Wednesday, September 11, 2013

This year's 9/11 post

It's always interesting to read people's "where were you on 9/11" stories. Seeing how they intersect, or how the same experience was so different for different people.

I've mentioned before how I feel about this day. It never changes. I avoid the news, I immediately turn away from pictures. I can't even bring myself to attend the memorial events. But when people post the "where were you on that Tuesday morning" posts on Facebook or Twitter or message boards, I'm drawn to them.

On one Navy message board I'm still on, its been fascinating today to read everyone's stories, see the connections made that people hadn't realized (because the veil of anonymity on the interwebz and everything), get chills from various stories. Like the guy who was on deployment overseas and a German ship asked to pass alongside, and when they did, all their folks were in dress uniform holding a big sign that said "We stand with you." Perhaps it just takes me back to that feeling I know many of us had that day, once the fear and panic subsided. Yes, there was uncertainty and more fear and all that goes along with the loss of control for OCD control freaks like me. But there was also a feeling of togetherness, of common sympathy and empathy, of love and concern for each other that I'm not sure has really been felt since, except maybe almost after Newtown.
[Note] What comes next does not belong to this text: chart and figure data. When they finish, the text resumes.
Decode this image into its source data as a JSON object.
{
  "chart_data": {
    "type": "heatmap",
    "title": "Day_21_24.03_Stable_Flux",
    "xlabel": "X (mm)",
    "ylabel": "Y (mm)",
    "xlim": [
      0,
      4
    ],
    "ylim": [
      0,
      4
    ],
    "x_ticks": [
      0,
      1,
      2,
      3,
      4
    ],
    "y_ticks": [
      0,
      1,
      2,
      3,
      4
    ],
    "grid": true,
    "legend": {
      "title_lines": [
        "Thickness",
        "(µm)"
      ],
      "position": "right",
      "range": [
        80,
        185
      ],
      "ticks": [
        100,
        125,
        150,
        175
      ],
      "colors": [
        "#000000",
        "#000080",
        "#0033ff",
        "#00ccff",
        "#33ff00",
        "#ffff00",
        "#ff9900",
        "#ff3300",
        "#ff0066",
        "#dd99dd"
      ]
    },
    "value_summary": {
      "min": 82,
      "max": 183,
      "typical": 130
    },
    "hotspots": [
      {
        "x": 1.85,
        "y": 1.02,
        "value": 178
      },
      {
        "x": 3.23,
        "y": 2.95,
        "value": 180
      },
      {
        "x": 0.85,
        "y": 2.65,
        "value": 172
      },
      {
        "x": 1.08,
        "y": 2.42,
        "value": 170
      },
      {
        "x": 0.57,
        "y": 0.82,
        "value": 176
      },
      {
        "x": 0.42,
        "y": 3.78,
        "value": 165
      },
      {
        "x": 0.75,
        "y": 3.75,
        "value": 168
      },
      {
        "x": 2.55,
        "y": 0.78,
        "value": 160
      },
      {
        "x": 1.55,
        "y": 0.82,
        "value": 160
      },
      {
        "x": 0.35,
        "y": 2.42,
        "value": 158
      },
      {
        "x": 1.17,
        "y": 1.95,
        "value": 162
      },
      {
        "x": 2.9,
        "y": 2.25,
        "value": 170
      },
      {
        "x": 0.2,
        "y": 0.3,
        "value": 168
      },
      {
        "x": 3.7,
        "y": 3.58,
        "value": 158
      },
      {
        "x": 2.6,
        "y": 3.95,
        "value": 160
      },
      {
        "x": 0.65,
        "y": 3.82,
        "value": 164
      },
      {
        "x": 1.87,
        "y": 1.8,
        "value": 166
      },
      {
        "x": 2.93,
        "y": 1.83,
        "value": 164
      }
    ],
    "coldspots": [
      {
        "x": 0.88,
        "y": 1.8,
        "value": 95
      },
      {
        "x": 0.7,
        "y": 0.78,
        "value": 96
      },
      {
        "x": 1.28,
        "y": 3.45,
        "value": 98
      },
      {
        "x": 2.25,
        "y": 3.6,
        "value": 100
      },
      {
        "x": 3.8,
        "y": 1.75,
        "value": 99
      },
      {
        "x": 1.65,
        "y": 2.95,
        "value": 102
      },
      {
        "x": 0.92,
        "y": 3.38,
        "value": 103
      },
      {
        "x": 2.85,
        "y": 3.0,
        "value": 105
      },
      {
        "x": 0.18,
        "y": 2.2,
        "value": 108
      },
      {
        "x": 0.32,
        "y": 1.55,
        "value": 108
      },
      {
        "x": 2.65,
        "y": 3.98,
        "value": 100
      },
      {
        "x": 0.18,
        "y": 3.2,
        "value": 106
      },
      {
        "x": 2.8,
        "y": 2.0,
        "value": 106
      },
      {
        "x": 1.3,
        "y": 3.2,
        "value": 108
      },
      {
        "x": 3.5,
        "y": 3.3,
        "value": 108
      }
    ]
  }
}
That feeling that nothing else was important at that moment except the desire to heal, altogether, from the same horrible incident.

I will forever be grateful for my Daddy's dentist for running behind that morning, because otherwise, he would have been in the exact area of the Pentagon that was hit. In fact, he would have been in the same meeting with several of the people who were killed. One of my classmates will be forever grateful that his relative on the NYFD chose that day as his first personal day in many years and was playing golf instead of responding with his ladder to the first tower to be hit - the whole ladder was lost. Another was thankful that one of their loved ones had missed a flight that morning, because that plane was one of the 4. And there are so many more other stories - the planes that were not even half full, the section of the Pentagon that was nowhere near full capacity because it had just been renovated and offices hadn't moved back in yet, random stories of people running late, or taking a sick day, or whatever.

I've posted my thoughts on religion before too, so I'm not gonna get into that now. But I do want to say that there is no way for me to hear about all of these close calls, all of these circumstances that made the casualty number that day SO much lower than it could have been, and NOT believe that there is a higher power out there looking out for us and working in amazing ways. I need to do better to remember that more often.

I know that all of my paragraphs don't link together very well in this post. But that's OK. These words are my diary and all that :) Even 12 years later, this day is still confusing. There are still emotions that don't make sense, and seem jumbled together. So it only makes sense that my thoughts are too. And that's OK. Because like my new friend Miranda says, when its your blog, you get to make the rules!